The empowerment of women is a global trend for the better. In America, it would turn out that women would have several more reasons to reject Republicans – including the two white, male senate candidates who made mindboggling comments about rape and abortion. In the end, exit polling showed that women voters turned out big, accounting for 54% of the electorate – and 55% of them voted for Obama. They also helped elect a record number of women to the 100-member US Senate. For the first time, the Senate will have 20 female members (including its first openly gay member) – compared to just two only 20 years ago. Little wonder many people think Hillary Clinton will succeed Obama.

Lesson Two: Hear that funky music, white boys…

“Angry white males” is a phrase that became a staple of American politics in the early 1990s – a reaction to feminists, minorities and immigrants. Limbaugh personified the phenomenon. The power of the AWMs has receded but revived in part as a reaction to the rise of Obama – and at the extreme, it fed a paranoid, racist “birther” movement that questioned whether the President was really born in Hawaii. So it was not surprising that Obama’s rival, Mitt Romney, won a large strong majority of the white male vote (as well as a majority of white women.) But in addition to losing with the women overall, Romney also lost big with racial and ethnic minorities, and young voters in general. Latinos are the fastest-growing part of the electorate – and Obama took 71% of their vote. Asians are also growing fast – and Obama got 74% of their vote. Republicans are now reconsidering their anti-immigrant attitudes and polices. So this election was probably the last gasp of the angry white males – even if some anger endures.

Lesson Three: The climate, it is a-changin’…

In accepting his party’s nomination for the presidency, Romney even used climate change to mock President Obama, drawing a huge wave of Republican laughter as he talked about Obama having promised “to slow the rise of the oceans.”

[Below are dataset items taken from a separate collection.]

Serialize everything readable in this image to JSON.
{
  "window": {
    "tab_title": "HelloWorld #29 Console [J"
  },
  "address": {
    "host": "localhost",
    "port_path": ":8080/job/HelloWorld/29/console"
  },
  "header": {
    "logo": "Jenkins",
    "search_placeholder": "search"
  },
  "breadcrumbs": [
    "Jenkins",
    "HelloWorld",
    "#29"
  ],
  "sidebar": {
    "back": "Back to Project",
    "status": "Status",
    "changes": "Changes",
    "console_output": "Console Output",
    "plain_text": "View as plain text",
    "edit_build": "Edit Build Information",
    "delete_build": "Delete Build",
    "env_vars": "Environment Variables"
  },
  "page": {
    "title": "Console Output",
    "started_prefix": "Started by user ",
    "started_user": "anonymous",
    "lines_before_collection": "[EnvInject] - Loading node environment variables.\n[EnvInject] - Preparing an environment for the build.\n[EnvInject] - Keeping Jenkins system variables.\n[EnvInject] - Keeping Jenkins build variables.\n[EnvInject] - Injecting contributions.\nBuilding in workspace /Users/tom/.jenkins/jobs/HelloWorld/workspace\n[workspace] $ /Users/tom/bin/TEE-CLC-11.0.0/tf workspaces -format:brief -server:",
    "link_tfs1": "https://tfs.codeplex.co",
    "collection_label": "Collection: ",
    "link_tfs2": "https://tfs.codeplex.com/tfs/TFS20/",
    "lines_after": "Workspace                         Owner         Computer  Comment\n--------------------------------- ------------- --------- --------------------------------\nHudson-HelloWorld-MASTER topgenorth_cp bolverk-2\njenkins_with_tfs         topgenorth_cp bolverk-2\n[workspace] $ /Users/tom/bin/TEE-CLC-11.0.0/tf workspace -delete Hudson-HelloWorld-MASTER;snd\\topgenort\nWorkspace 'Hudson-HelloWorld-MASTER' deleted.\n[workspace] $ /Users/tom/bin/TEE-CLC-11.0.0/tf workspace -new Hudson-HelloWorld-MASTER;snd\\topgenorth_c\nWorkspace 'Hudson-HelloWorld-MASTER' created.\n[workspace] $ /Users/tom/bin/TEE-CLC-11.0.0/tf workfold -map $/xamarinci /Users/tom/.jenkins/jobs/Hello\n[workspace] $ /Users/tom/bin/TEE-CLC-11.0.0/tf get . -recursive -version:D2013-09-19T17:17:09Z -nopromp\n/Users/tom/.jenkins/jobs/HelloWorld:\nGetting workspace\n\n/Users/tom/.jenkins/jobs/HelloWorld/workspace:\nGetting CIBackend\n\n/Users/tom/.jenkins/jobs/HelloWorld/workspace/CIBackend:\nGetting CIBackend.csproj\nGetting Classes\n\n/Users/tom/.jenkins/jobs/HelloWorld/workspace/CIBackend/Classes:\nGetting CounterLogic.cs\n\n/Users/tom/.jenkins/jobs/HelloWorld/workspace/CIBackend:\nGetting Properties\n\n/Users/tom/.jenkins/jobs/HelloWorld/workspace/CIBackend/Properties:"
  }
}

Then, with the election just a few days away, Hurricane Sandy slammed into the eastern seaboard with unprecedented force. The rising, surging ocean devastated the New Jersey shore and low-lying parts of New York City. Despite a massive evacuation, more than 100 people were killed and damages were estimated as high as $100 billion. Now no one was laughing – certainly not Team Romney as they watched one of their own, New Jersey Gov. Chris Christie, lavish praise on President Obama for the federal government’s effective response. The storm made Obama look strong and Romney look small. More important, Hurricane Sandy may have awakened America to the fact that, yes, climate change is a very serious matter.

So I hope my Vietnamese friend understands that President Obama really wasn’t re-elected in a secret deal by powerful politicians. The decisive factors were the power of women, the power of cultural diversity, and the power of Nature.

And America, and the world, is better for it.